AI, Artificial Intelligence, Deep Learning Algorithms, cognitive computing- these techniques and terms have been the focus of the scientific community and laymen on the internet, respectively.
With its ability to mimic the human’s cognitive process and vast storage capacity, AI has been revolutionizing entire industrial and service sectors.
Capitalizing on the potential and capabilities, Google has trained its Artificial Intelligence to detect cardiovascular events through an eye scan. But how did Google achieve this? How does the process of integrating AI with Healthcare work?
Breaking Down the Process of Deep Learning Algorithms in Healthcare
Healthcare, in general, faces challenges like cost reductions in prevention and treatment, low cost-effectiveness, overutilization, inadequate patient care, and high readmission and mortality rates.
To overcome the barriers, doctors, healthcare institutes, and data scientists have collaborated to enable clinically meaningful automated, predictive data analysis and AI Systems.
With medical professionals’ help, scientists collect big data from mobile phone applications, wearable devices, sociodemographics, “omic” data, and EHRs to train AI. Predictive analytics & decision support systems are then built for doctors to correct diagnoses at the right time!
The process can be visualized, as seen in the image below.
Transformation in Cardiovascular diagnostics by Google AI
With its health-tech subsidiary Verily, Google has discovered a novel approach to assessing the risk of heart disease using deep learning. Their scientists have trained Google’s Artificial Intelligence using data from 28,355 patients by feeding the AI with their eye scans and general medical records.
The deep learning algorithm scans the patient’s rear interior wall of the eye (the fundus). By analyzing the same, it can accurately deduct the person’s age, gender, blood pressure, and smoking status. Using this data; the AI can further predict the patient’s cardiovascular disease risk using optic disks and blood vessels.

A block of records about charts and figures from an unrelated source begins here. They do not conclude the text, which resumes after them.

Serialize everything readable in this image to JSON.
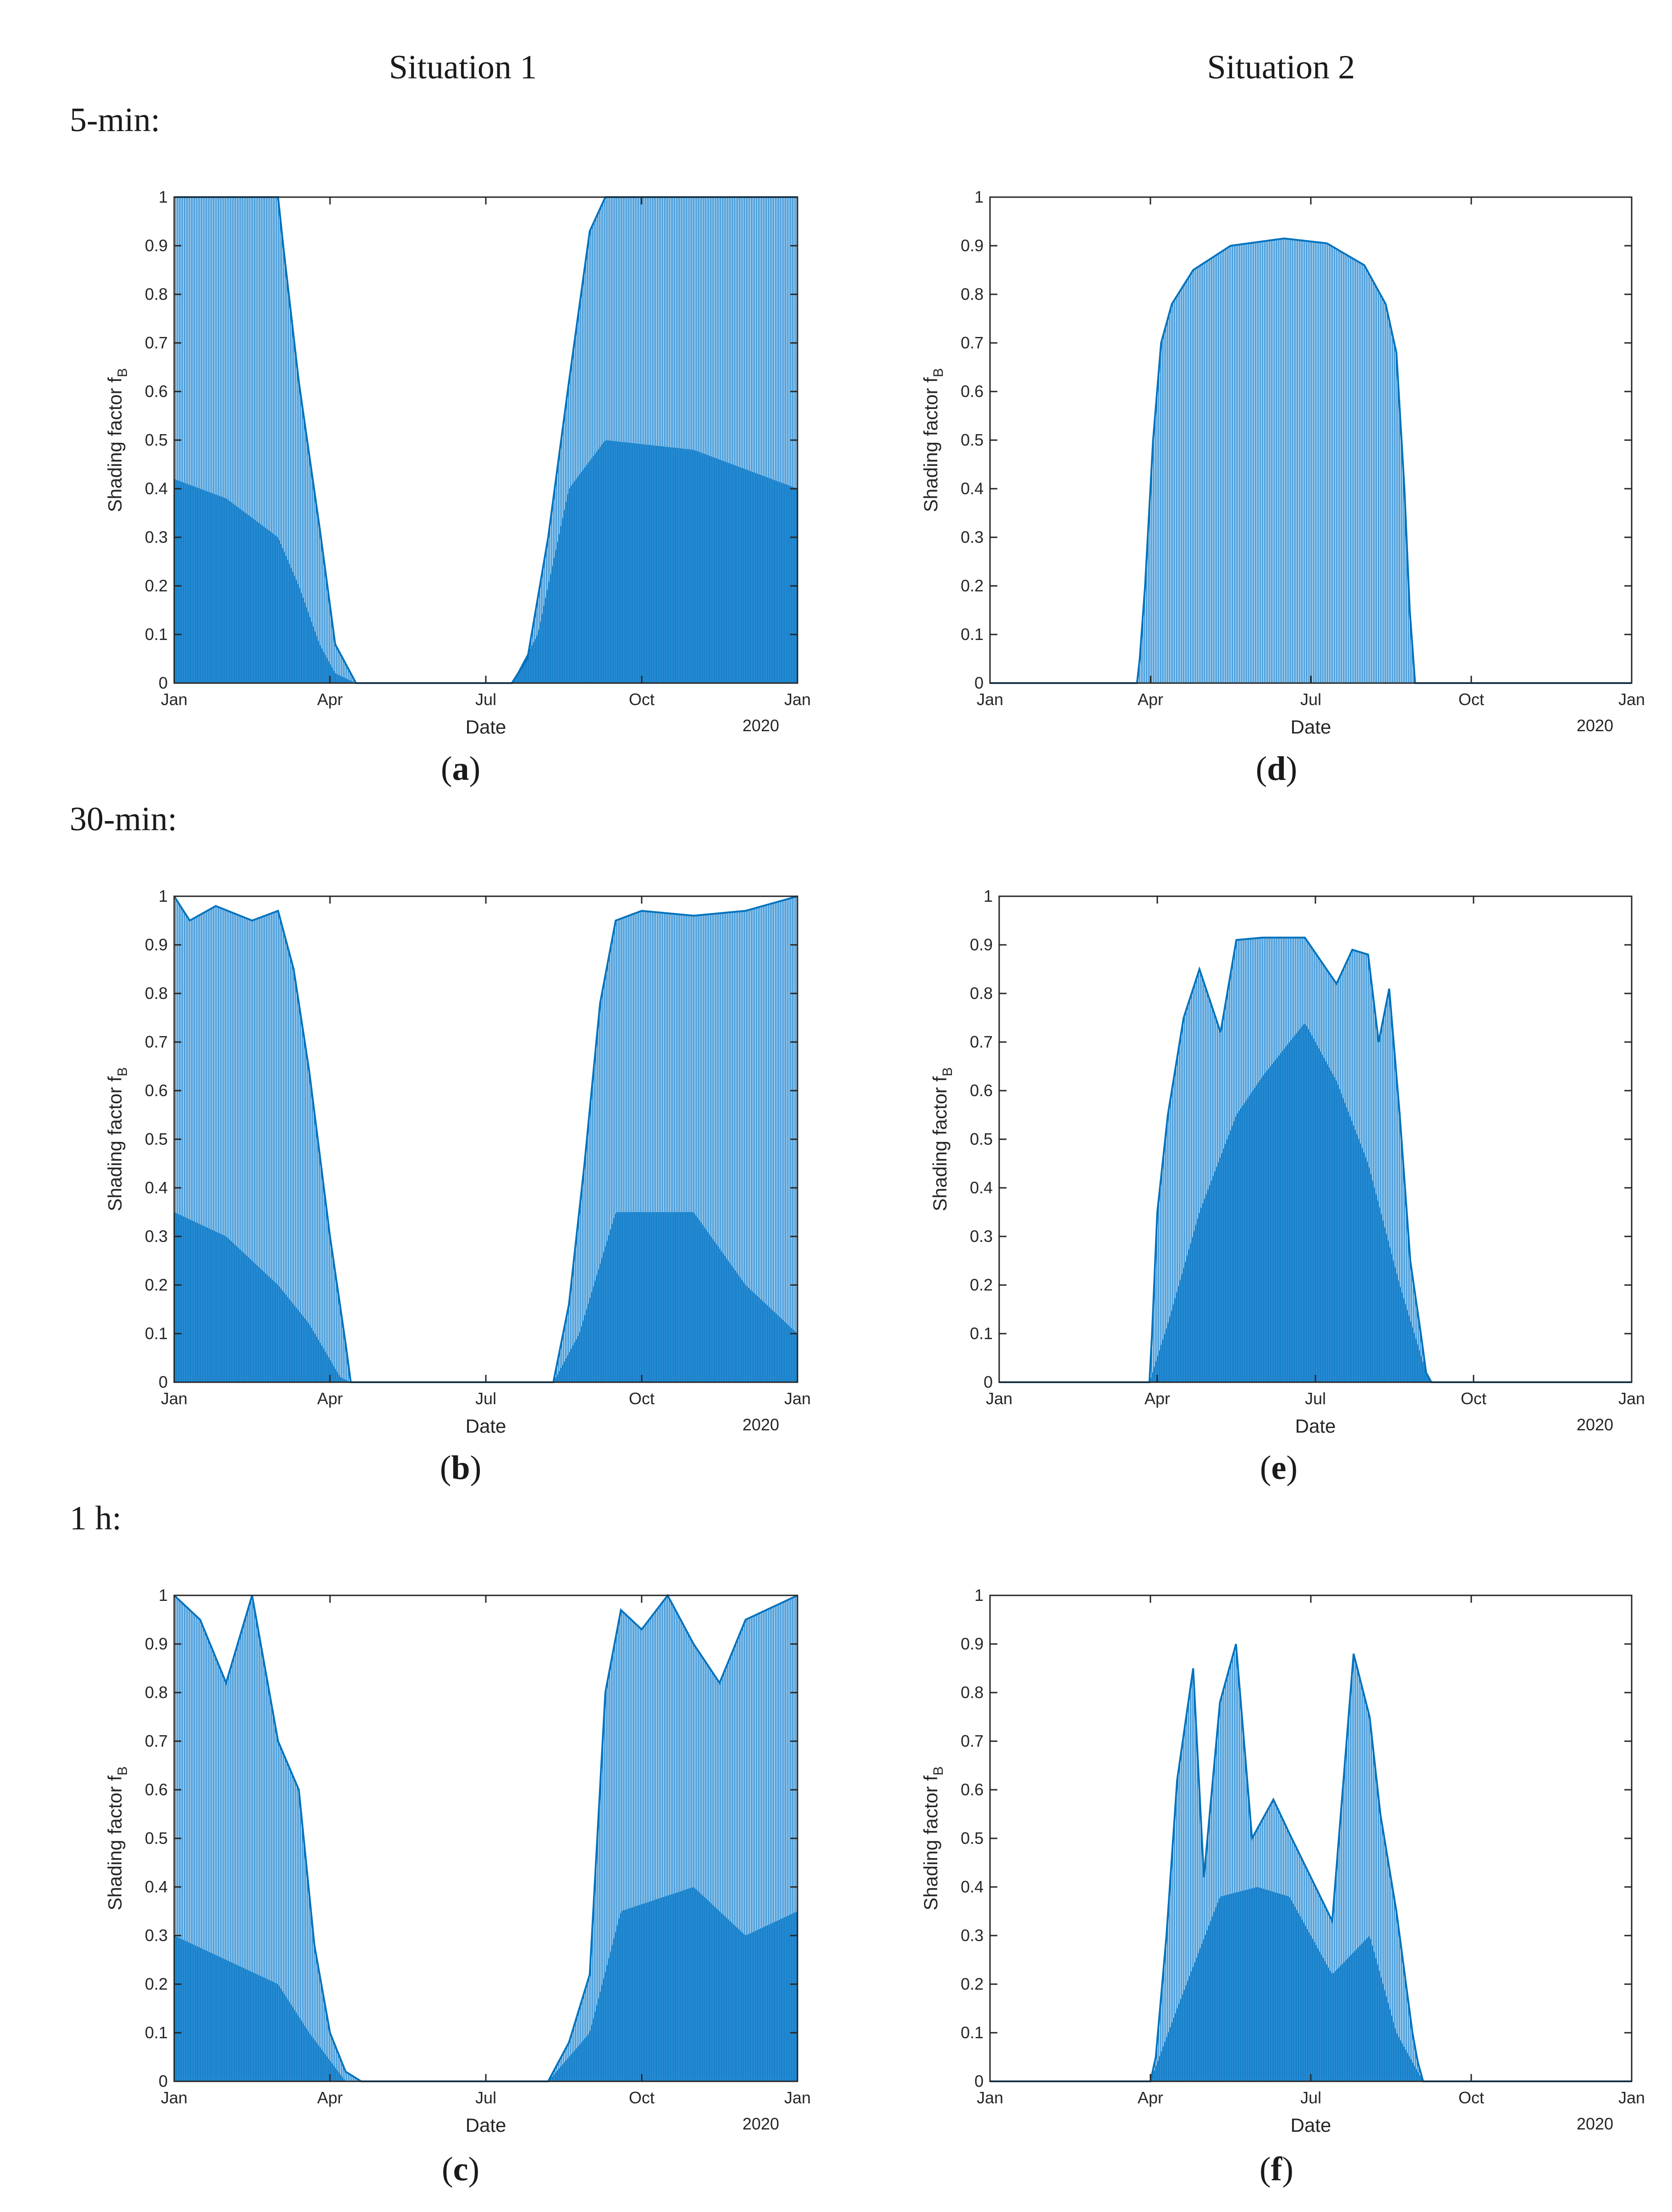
{
  "figure": {
    "column_headers": [
      "Situation 1",
      "Situation 2"
    ],
    "row_headers": [
      "5-min:",
      "30-min:",
      "1 h:"
    ],
    "captions": [
      "a",
      "b",
      "c",
      "d",
      "e",
      "f"
    ]
  },
  "colors": {
    "series": "#0072BD",
    "series_light": "#2E8FD6",
    "axis": "#262626"
  },
  "chart_data": [
    {
      "id": "a",
      "type": "area",
      "title": "",
      "xlabel": "Date",
      "ylabel": "Shading factor f",
      "ylabel_subscript": "B",
      "x_ticklabels": [
        "Jan",
        "Apr",
        "Jul",
        "Oct",
        "Jan"
      ],
      "x_secondary_label": "2020",
      "y_ticklabels": [
        "0",
        "0.1",
        "0.2",
        "0.3",
        "0.4",
        "0.5",
        "0.6",
        "0.7",
        "0.8",
        "0.9",
        "1"
      ],
      "ylim": [
        0,
        1
      ],
      "xlim": [
        0,
        12
      ],
      "series": [
        {
          "envelope": [
            [
              0,
              1
            ],
            [
              2,
              1
            ],
            [
              2.1,
              0.9
            ],
            [
              2.4,
              0.62
            ],
            [
              2.8,
              0.32
            ],
            [
              3.1,
              0.08
            ],
            [
              3.5,
              0
            ],
            [
              6.5,
              0
            ],
            [
              6.8,
              0.05
            ],
            [
              7.2,
              0.3
            ],
            [
              7.6,
              0.62
            ],
            [
              8,
              0.93
            ],
            [
              8.3,
              1
            ],
            [
              12,
              1
            ]
          ],
          "inner": [
            [
              0,
              0.42
            ],
            [
              1,
              0.38
            ],
            [
              2,
              0.3
            ],
            [
              2.4,
              0.2
            ],
            [
              2.8,
              0.08
            ],
            [
              3.1,
              0.02
            ],
            [
              3.5,
              0
            ],
            [
              6.5,
              0
            ],
            [
              7,
              0.1
            ],
            [
              7.6,
              0.4
            ],
            [
              8.3,
              0.5
            ],
            [
              10,
              0.48
            ],
            [
              12,
              0.4
            ]
          ]
        }
      ]
    },
    {
      "id": "b",
      "type": "area",
      "title": "",
      "xlabel": "Date",
      "ylabel": "Shading factor f",
      "ylabel_subscript": "B",
      "x_ticklabels": [
        "Jan",
        "Apr",
        "Jul",
        "Oct",
        "Jan"
      ],
      "x_secondary_label": "2020",
      "y_ticklabels": [
        "0",
        "0.1",
        "0.2",
        "0.3",
        "0.4",
        "0.5",
        "0.6",
        "0.7",
        "0.8",
        "0.9",
        "1"
      ],
      "ylim": [
        0,
        1
      ],
      "xlim": [
        0,
        12
      ],
      "series": [
        {
          "envelope": [
            [
              0,
              1
            ],
            [
              0.3,
              0.95
            ],
            [
              0.8,
              0.98
            ],
            [
              1.5,
              0.95
            ],
            [
              2,
              0.97
            ],
            [
              2.3,
              0.85
            ],
            [
              2.6,
              0.64
            ],
            [
              3,
              0.3
            ],
            [
              3.3,
              0.08
            ],
            [
              3.4,
              0
            ],
            [
              7.3,
              0
            ],
            [
              7.6,
              0.16
            ],
            [
              7.9,
              0.45
            ],
            [
              8.2,
              0.78
            ],
            [
              8.5,
              0.95
            ],
            [
              9,
              0.97
            ],
            [
              10,
              0.96
            ],
            [
              11,
              0.97
            ],
            [
              12,
              1
            ]
          ],
          "inner": [
            [
              0,
              0.35
            ],
            [
              1,
              0.3
            ],
            [
              2,
              0.2
            ],
            [
              2.6,
              0.12
            ],
            [
              3.2,
              0.01
            ],
            [
              3.4,
              0
            ],
            [
              7.3,
              0
            ],
            [
              7.8,
              0.1
            ],
            [
              8.5,
              0.35
            ],
            [
              10,
              0.35
            ],
            [
              11,
              0.2
            ],
            [
              12,
              0.1
            ]
          ]
        }
      ]
    },
    {
      "id": "c",
      "type": "area",
      "title": "",
      "xlabel": "Date",
      "ylabel": "Shading factor f",
      "ylabel_subscript": "B",
      "x_ticklabels": [
        "Jan",
        "Apr",
        "Jul",
        "Oct",
        "Jan"
      ],
      "x_secondary_label": "2020",
      "y_ticklabels": [
        "0",
        "0.1",
        "0.2",
        "0.3",
        "0.4",
        "0.5",
        "0.6",
        "0.7",
        "0.8",
        "0.9",
        "1"
      ],
      "ylim": [
        0,
        1
      ],
      "xlim": [
        0,
        12
      ],
      "series": [
        {
          "envelope": [
            [
              0,
              1
            ],
            [
              0.5,
              0.95
            ],
            [
              1,
              0.82
            ],
            [
              1.5,
              1
            ],
            [
              2,
              0.7
            ],
            [
              2.4,
              0.6
            ],
            [
              2.7,
              0.28
            ],
            [
              3,
              0.1
            ],
            [
              3.3,
              0.02
            ],
            [
              3.6,
              0
            ],
            [
              7.2,
              0
            ],
            [
              7.6,
              0.08
            ],
            [
              8,
              0.22
            ],
            [
              8.3,
              0.8
            ],
            [
              8.6,
              0.97
            ],
            [
              9,
              0.93
            ],
            [
              9.5,
              1
            ],
            [
              10,
              0.9
            ],
            [
              10.5,
              0.82
            ],
            [
              11,
              0.95
            ],
            [
              12,
              1
            ]
          ],
          "inner": [
            [
              0,
              0.3
            ],
            [
              1,
              0.25
            ],
            [
              2,
              0.2
            ],
            [
              2.6,
              0.1
            ],
            [
              3.3,
              0
            ],
            [
              7.2,
              0
            ],
            [
              8,
              0.1
            ],
            [
              8.6,
              0.35
            ],
            [
              10,
              0.4
            ],
            [
              11,
              0.3
            ],
            [
              12,
              0.35
            ]
          ]
        }
      ]
    },
    {
      "id": "d",
      "type": "area",
      "title": "",
      "xlabel": "Date",
      "ylabel": "Shading factor f",
      "ylabel_subscript": "B",
      "x_ticklabels": [
        "Jan",
        "Apr",
        "Jul",
        "Oct",
        "Jan"
      ],
      "x_secondary_label": "2020",
      "y_ticklabels": [
        "0",
        "0.1",
        "0.2",
        "0.3",
        "0.4",
        "0.5",
        "0.6",
        "0.7",
        "0.8",
        "0.9",
        "1"
      ],
      "ylim": [
        0,
        1
      ],
      "xlim": [
        0,
        12
      ],
      "series": [
        {
          "envelope": [
            [
              0,
              0
            ],
            [
              2.75,
              0
            ],
            [
              2.8,
              0.05
            ],
            [
              2.9,
              0.2
            ],
            [
              3.05,
              0.5
            ],
            [
              3.2,
              0.7
            ],
            [
              3.4,
              0.78
            ],
            [
              3.8,
              0.85
            ],
            [
              4.5,
              0.9
            ],
            [
              5.5,
              0.915
            ],
            [
              6.3,
              0.905
            ],
            [
              7,
              0.86
            ],
            [
              7.4,
              0.78
            ],
            [
              7.6,
              0.68
            ],
            [
              7.75,
              0.4
            ],
            [
              7.85,
              0.15
            ],
            [
              7.95,
              0
            ],
            [
              12,
              0
            ]
          ],
          "inner": [
            [
              0,
              0
            ],
            [
              12,
              0
            ]
          ]
        }
      ]
    },
    {
      "id": "e",
      "type": "area",
      "title": "",
      "xlabel": "Date",
      "ylabel": "Shading factor f",
      "ylabel_subscript": "B",
      "x_ticklabels": [
        "Jan",
        "Apr",
        "Jul",
        "Oct",
        "Jan"
      ],
      "x_secondary_label": "2020",
      "y_ticklabels": [
        "0",
        "0.1",
        "0.2",
        "0.3",
        "0.4",
        "0.5",
        "0.6",
        "0.7",
        "0.8",
        "0.9",
        "1"
      ],
      "ylim": [
        0,
        1
      ],
      "xlim": [
        0,
        12
      ],
      "series": [
        {
          "envelope": [
            [
              0,
              0
            ],
            [
              2.85,
              0
            ],
            [
              2.9,
              0.1
            ],
            [
              3,
              0.35
            ],
            [
              3.2,
              0.55
            ],
            [
              3.5,
              0.75
            ],
            [
              3.8,
              0.85
            ],
            [
              4.2,
              0.72
            ],
            [
              4.5,
              0.91
            ],
            [
              5,
              0.915
            ],
            [
              5.8,
              0.915
            ],
            [
              6.4,
              0.82
            ],
            [
              6.7,
              0.89
            ],
            [
              7,
              0.88
            ],
            [
              7.2,
              0.7
            ],
            [
              7.4,
              0.81
            ],
            [
              7.6,
              0.55
            ],
            [
              7.8,
              0.25
            ],
            [
              8.0,
              0.1
            ],
            [
              8.1,
              0.02
            ],
            [
              8.2,
              0
            ],
            [
              12,
              0
            ]
          ],
          "inner": [
            [
              0,
              0
            ],
            [
              2.85,
              0
            ],
            [
              3.2,
              0.12
            ],
            [
              3.8,
              0.35
            ],
            [
              4.5,
              0.55
            ],
            [
              5,
              0.63
            ],
            [
              5.8,
              0.74
            ],
            [
              6.4,
              0.62
            ],
            [
              7,
              0.45
            ],
            [
              7.6,
              0.2
            ],
            [
              8.1,
              0.02
            ],
            [
              8.2,
              0
            ],
            [
              12,
              0
            ]
          ]
        }
      ]
    },
    {
      "id": "f",
      "type": "area",
      "title": "",
      "xlabel": "Date",
      "ylabel": "Shading factor f",
      "ylabel_subscript": "B",
      "x_ticklabels": [
        "Jan",
        "Apr",
        "Jul",
        "Oct",
        "Jan"
      ],
      "x_secondary_label": "2020",
      "y_ticklabels": [
        "0",
        "0.1",
        "0.2",
        "0.3",
        "0.4",
        "0.5",
        "0.6",
        "0.7",
        "0.8",
        "0.9",
        "1"
      ],
      "ylim": [
        0,
        1
      ],
      "xlim": [
        0,
        12
      ],
      "series": [
        {
          "envelope": [
            [
              0,
              0
            ],
            [
              3.0,
              0
            ],
            [
              3.1,
              0.05
            ],
            [
              3.3,
              0.3
            ],
            [
              3.5,
              0.62
            ],
            [
              3.8,
              0.85
            ],
            [
              4.0,
              0.42
            ],
            [
              4.3,
              0.78
            ],
            [
              4.6,
              0.9
            ],
            [
              4.9,
              0.5
            ],
            [
              5.3,
              0.58
            ],
            [
              5.6,
              0.51
            ],
            [
              6.0,
              0.42
            ],
            [
              6.4,
              0.33
            ],
            [
              6.8,
              0.88
            ],
            [
              7.1,
              0.75
            ],
            [
              7.3,
              0.55
            ],
            [
              7.6,
              0.35
            ],
            [
              7.9,
              0.1
            ],
            [
              8.0,
              0.04
            ],
            [
              8.1,
              0
            ],
            [
              12,
              0
            ]
          ],
          "inner": [
            [
              0,
              0
            ],
            [
              3.0,
              0
            ],
            [
              3.5,
              0.15
            ],
            [
              4.3,
              0.38
            ],
            [
              5,
              0.4
            ],
            [
              5.6,
              0.38
            ],
            [
              6.4,
              0.22
            ],
            [
              7.1,
              0.3
            ],
            [
              7.6,
              0.1
            ],
            [
              8.1,
              0
            ],
            [
              12,
              0
            ]
          ]
        }
      ]
    }
  ]
}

Future of Google AI and Other Machine Learning Algorithms in Combating Cardiovascular Diseases
Currently, Google’s algorithm demonstrates the ability to predict cardiovascular risk by analyzing retinal images with an accuracy rate of 70%. It is only slightly lower than the commonly used blood test method, which has an accuracy rate of 72%.

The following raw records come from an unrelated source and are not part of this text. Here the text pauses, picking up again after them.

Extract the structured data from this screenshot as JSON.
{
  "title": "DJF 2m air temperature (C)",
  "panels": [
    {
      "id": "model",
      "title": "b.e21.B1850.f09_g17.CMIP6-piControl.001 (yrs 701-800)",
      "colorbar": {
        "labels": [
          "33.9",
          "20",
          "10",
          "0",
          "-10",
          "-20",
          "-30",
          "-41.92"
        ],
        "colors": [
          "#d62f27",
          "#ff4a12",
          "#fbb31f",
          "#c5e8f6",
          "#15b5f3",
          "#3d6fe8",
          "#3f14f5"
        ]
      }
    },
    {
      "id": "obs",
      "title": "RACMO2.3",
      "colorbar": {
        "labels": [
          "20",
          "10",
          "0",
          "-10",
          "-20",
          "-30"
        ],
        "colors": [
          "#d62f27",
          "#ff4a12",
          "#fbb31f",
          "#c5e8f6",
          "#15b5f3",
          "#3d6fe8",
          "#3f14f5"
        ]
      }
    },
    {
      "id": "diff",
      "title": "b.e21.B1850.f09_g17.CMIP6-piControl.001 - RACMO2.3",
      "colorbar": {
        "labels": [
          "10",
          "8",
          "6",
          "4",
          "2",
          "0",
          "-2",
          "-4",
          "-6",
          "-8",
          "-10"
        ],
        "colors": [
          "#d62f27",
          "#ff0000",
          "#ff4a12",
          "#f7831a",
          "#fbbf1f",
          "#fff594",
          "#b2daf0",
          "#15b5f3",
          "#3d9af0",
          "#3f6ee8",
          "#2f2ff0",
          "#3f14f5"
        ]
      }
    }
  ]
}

Alun Hughes, professor of Cardiovascular Physiology and Pharmacology at London’s UCL, said Google’s approach sounded credible because of the “long history of looking at the retina to predict cardiovascular risk.” He also stated that artificial intelligence could potentially speed up existing forms of medical analysis. Further adding, he advised caution that the algorithm would need to be tested further before it could be trusted.
This is likely why Google has launched initiatives such as Project Baseline, a four-year study that aims to compile comprehensive medical records of 10,000 people.
It is believed that through the accumulation of sufficient data, artificial intelligence will be capable of potentially saving countless lives in the future. And the tech developments like Google and Wellnest AI are time-tested proofs of the positive implications of cognitive computing in the field of medicine.
Wellnest’s AI Interpretation and Application
Wellnest Tech has developed an AI using data from millions of people to diagnose cardiovascular diseases. The Clinically certified and compliant AI studies the ECG Report of the patient and interprets it immediately.
The Wellnest 12L app also allows the doctor to notify the patient if they need urgent attention or possible medical care in the future. This way, the tech not only helps with immediate intervention but also allows the doctor to track the patient’s all past records as well for precise interpretation, diagnosis, and treatment.
The healthcare industry is gradually recognizing the significance of integrating AI-powered tools in its next-generation healthcare technology. The potential benefits of AI are immense, and it is believed that AI can streamline and elevate any process within the healthcare operation and delivery system.
It is a common belief that AI tools will replace the work of physicians and other healthcare staff, but rather, they will augment and improve the quality of human work. AI is poised to assist healthcare personnel with a plethora of tasks, ranging from administrative workflows to clinical documentation, patient outreach, and specialized support, such as image analysis, medical device automation, and patient monitoring.
The areas where AI can have the most significant impact are administrative workflows, image analysis, robotic surgery, virtual assistants, and clinical decision support. By leveraging AI, healthcare providers can enhance the quality of patient care and improve overall efficiency in the healthcare ecosystem.